刃は舌打ちしながら、城全体に張られている結界をガンと蹴りつける。彼は先程から何度もこの結界を破壊するべくジョーカーやクリムゾン、千鳥などに変身していたのだが、どのライダーシステムを使っても、この結界を破る事が出来ずにいた。

 

(結界を解除する為の鍵がどっかにあるのか? …だとしたらものすげぇ面倒な話だな…)

 

刃は小さく溜め息をつき……後ろを振り向かないまま、いつもの丁寧口調に戻る。

 

「出て来なさい。隠れて私を見張っているのは、既に分かっています」

 

 

 

 

 

 

 

 

 

 

 

 

 

 

 

 

 

 

 

 

 

 

 

 

 

 

「へぇ、気付いてたんだ。バレないように頑張ったんだけどな」

 

 

 

 

 

 

 

 

 

 

 

 

 

 

 

 

 

 

 

 

 

 

 

 

 

 

数秒後、刃の下に返事が聞こえて来た。振り向いた刃の視線は、大木の後ろからひょこっと姿を現した青年を正確に捉えていた。

 

「その結界はまだ壊せないよ。
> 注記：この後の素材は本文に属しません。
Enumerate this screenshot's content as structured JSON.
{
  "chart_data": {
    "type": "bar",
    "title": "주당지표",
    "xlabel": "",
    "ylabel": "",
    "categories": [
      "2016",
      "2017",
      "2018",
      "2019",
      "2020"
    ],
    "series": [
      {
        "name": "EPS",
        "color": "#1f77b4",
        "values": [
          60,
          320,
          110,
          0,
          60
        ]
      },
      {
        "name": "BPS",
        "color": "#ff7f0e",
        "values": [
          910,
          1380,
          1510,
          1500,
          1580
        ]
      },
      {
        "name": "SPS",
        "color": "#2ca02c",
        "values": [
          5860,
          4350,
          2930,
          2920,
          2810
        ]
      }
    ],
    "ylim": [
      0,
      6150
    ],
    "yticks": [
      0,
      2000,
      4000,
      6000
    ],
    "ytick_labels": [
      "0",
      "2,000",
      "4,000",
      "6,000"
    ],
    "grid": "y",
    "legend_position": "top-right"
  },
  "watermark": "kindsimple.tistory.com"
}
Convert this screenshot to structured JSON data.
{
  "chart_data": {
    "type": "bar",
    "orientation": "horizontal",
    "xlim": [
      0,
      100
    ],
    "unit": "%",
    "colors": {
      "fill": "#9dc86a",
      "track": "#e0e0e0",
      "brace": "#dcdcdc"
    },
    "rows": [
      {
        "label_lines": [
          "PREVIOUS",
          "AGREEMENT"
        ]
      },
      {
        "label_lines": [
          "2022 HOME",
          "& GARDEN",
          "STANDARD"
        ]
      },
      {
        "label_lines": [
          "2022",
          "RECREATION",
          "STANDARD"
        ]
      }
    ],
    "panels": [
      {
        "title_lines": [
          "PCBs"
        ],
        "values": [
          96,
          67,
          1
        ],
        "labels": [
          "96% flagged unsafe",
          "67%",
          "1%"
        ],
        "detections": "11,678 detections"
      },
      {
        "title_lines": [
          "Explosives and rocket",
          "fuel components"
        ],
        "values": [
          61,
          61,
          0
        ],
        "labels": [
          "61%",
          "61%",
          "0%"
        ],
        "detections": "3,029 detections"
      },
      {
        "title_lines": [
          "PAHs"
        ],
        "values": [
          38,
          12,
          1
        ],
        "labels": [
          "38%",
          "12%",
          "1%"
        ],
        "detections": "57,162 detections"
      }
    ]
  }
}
少なくとも、結界を維持している装置を破壊しない限りは」

 

「…それ以前に、あなたは何者ですか」

 

「ん、俺か?」

 

刃が怪しむ中、青年は気軽に名乗ってみせた。

 

 

 

 

 

 

 

 

 

 

 

 

 

 

 

 

 

 

 

 

 

 

 

 

 

 

 

 

 

 

 

 

 

 

 

 

 

 

 

 

 

「俺は野上幸太郎。簡単に言うなら、新しい電王ってところだ」

 

 

 

 

 

 

 

 

 

 

 

 

 

 

 

 

 

 

 

 

 

 

 

 

 

 

 

 

 

 

 

 

 

 

 

 

 

 

 

 

 

ショッカーワールドに導かれし戦士達は、、着々と邂逅を果たしていくのだった。